No security is perfect, but there's a number of important restrictions built into MashProxy and SearchMash.
The security in MashProxy is based around the Java applet being digitally signed. This signature confirms that the code has not been tampered with, and was written by the author. I'm using a certificate from Verisign, which I had to give solid proof of my identity to obtain.
This proof of identity means that it's very easy to track someone down who did write malicious code. It reduces the decision of 'Do I want to run this code on my machine?' to 'Do I trust the author of the code?'.
I'm an established and reputable open source programmer, as a search on my name will verify, and I've been distributing widely used executable code (such as FreeFrame plugins for many years with no security problems. This should give you some assurance that my intentions are good.
The other question is whether I've done a competent job safeguarding the security in my implementation? I believe I have, and to back that up I'll cover the details of what I've done below. The source code is also freely available through the SourceForge project for anyone who wants to examine it for themselves.
The basic foundation of MashProxy is that signed Java applets running within a web browser are able to fetch pages from anywhere on the web, and aren't restricted by the same-domain policy that controls most page access functions.
My initial attempt at a search mash ran entirely within a signed applet, but I discovered that support for parsing and rendering HTML was too limited in Java, and I wasn't happy with what I could achieve.
Taking what I'd learnt, I looked into other possible ways of implementing the functionality I wanted. JavaScript fitted the bill, since it has great support for page display and parsing, is well supported and documented, and is cross-browser. The one thing it didn't have is the ability to load pages from other domains.
However, it was able to call into a signed applet, and the applet could then load the pages from any domain. So, I took my original code for the full applet, and reduced it to just a single public function to load a web page. I was then able to call it from JavaScript and build SearchMash.

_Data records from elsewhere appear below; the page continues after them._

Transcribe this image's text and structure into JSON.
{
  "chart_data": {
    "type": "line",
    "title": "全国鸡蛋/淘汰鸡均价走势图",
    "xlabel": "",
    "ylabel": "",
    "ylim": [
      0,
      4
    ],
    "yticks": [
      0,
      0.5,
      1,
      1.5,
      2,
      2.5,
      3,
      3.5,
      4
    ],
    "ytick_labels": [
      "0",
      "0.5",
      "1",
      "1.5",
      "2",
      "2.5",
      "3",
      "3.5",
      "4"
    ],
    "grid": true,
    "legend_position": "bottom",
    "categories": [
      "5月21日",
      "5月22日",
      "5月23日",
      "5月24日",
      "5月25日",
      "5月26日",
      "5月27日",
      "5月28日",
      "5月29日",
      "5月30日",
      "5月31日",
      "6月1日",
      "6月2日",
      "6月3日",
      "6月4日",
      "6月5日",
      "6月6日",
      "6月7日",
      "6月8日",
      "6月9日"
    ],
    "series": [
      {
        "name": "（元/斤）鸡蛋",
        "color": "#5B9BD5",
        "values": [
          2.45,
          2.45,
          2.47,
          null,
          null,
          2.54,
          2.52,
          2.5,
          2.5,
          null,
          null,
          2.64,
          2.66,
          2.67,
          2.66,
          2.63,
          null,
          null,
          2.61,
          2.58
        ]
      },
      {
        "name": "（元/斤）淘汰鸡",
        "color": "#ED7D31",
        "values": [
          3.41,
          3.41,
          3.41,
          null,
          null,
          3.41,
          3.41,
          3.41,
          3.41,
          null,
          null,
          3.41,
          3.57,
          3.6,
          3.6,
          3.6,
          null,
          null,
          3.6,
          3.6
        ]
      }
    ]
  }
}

Now, since the applet doesn't know what JavaScript is calling it, this opens up a lot of possibilities for abuse. I set out to engineer some restrictions into the applet to prevent malicious usage:
Applet Safeguards
The major safeguard is that I only allow the applet to run from pages on the petewarden.com or mashproxy.com, sites I control. This ensures that the applet can't be used with my signature on other people's sites. I also allow the applet to be run from pages that are on the local machine (checking for file as the protocol), with the assumption that local files are trusted. This means that development using my signed applet will still be possible by third parties using local files, but to deploy they'll need to get a certificate and rebuild their own applet with their site added to the whitelist of trusted domains.
To check the page I'm running on, I call JApplet's getDocumentBase() function, which returns the page that invokes the applet (not the location of the applet, that would still allow untrusted third parties to call it).
I also make sure that all requests begin with "http://", (even though the HTTPURLConnection code that I call in Java shouldn't allow anything else), to restrict any other protocols from being invoked.
The one thing I wasn't able to do was prevent the passing of cookies automatically. I would prefer to always work without cookies, to avoid the possibility of accessing personal data, but these seem to be added automatically by the browser to all requests made through HTTPURLConnection.
SearchMash JavaScript
These are the measures I've taken to ensure the applet can't be used maliciously by someone else. I'll now cover what the JavaScript that implements SearchMash actually does, step by step, to provide evidence it won't leave you vulnerable.
When the main index.html is loaded, it contains three frames, the one for results, the one for the preview, and a small one to hold the applet. The small one is necessary because some browsers don't want to run invisible applets, which seems sensible.
The onload function calls code that Internet Explorer needs to run the applet automatically, because of patent issues. Then, the applet is loaded, and calls back to SB_NotifyAppletLoaded(), which triggers the first fetch of the google search page.
When a search page is loaded, I add JavaScript hooks into the page links so the user can navigate through pages without leaving the mashup. I also add mouse-over hooks to activate the preview frame. I parse all the links in the page, and put in page requests to the applet for all that appear to be external to Google.
The applet calls back to JavaScript when a page is loaded or determined to be missing. If it's an external page, the current search page is searched for the link, the status text is updated, and the contents are stored for later use in the preview frame. If it's a search results page, then the link hooks are added, and the search frame is updated.
At no point in the code is any information from the fetched pages passed back to my site, or any other external site. Those pages never leave your local machine, which ensures that your information is kept private.
Remaining Vulnerabilities
Being able to read from arbitrary domains opens up some malicious possibilities:
- Reading from web pages using the browsers' cookies to access personal information
- Reading from web pages that are within a private intranet
- Passing any information obtained back to the attackers website by encoding the information in a URL
Because the HTML from the remote sites that SearchMash fetches is loaded into frames that have access to the applet, any scripts inside the HTML loaded from external sites could use the applet's functions.
I've added some checks to try and remove scripts from loaded pages, but it's notoriously tough to parse out all scripts (see the myspace samy exploit).
Something that would limit the threat would be removing access to cookies. I'm looking into using a lower level functions in Java, or a third-party library that would do let me disable them.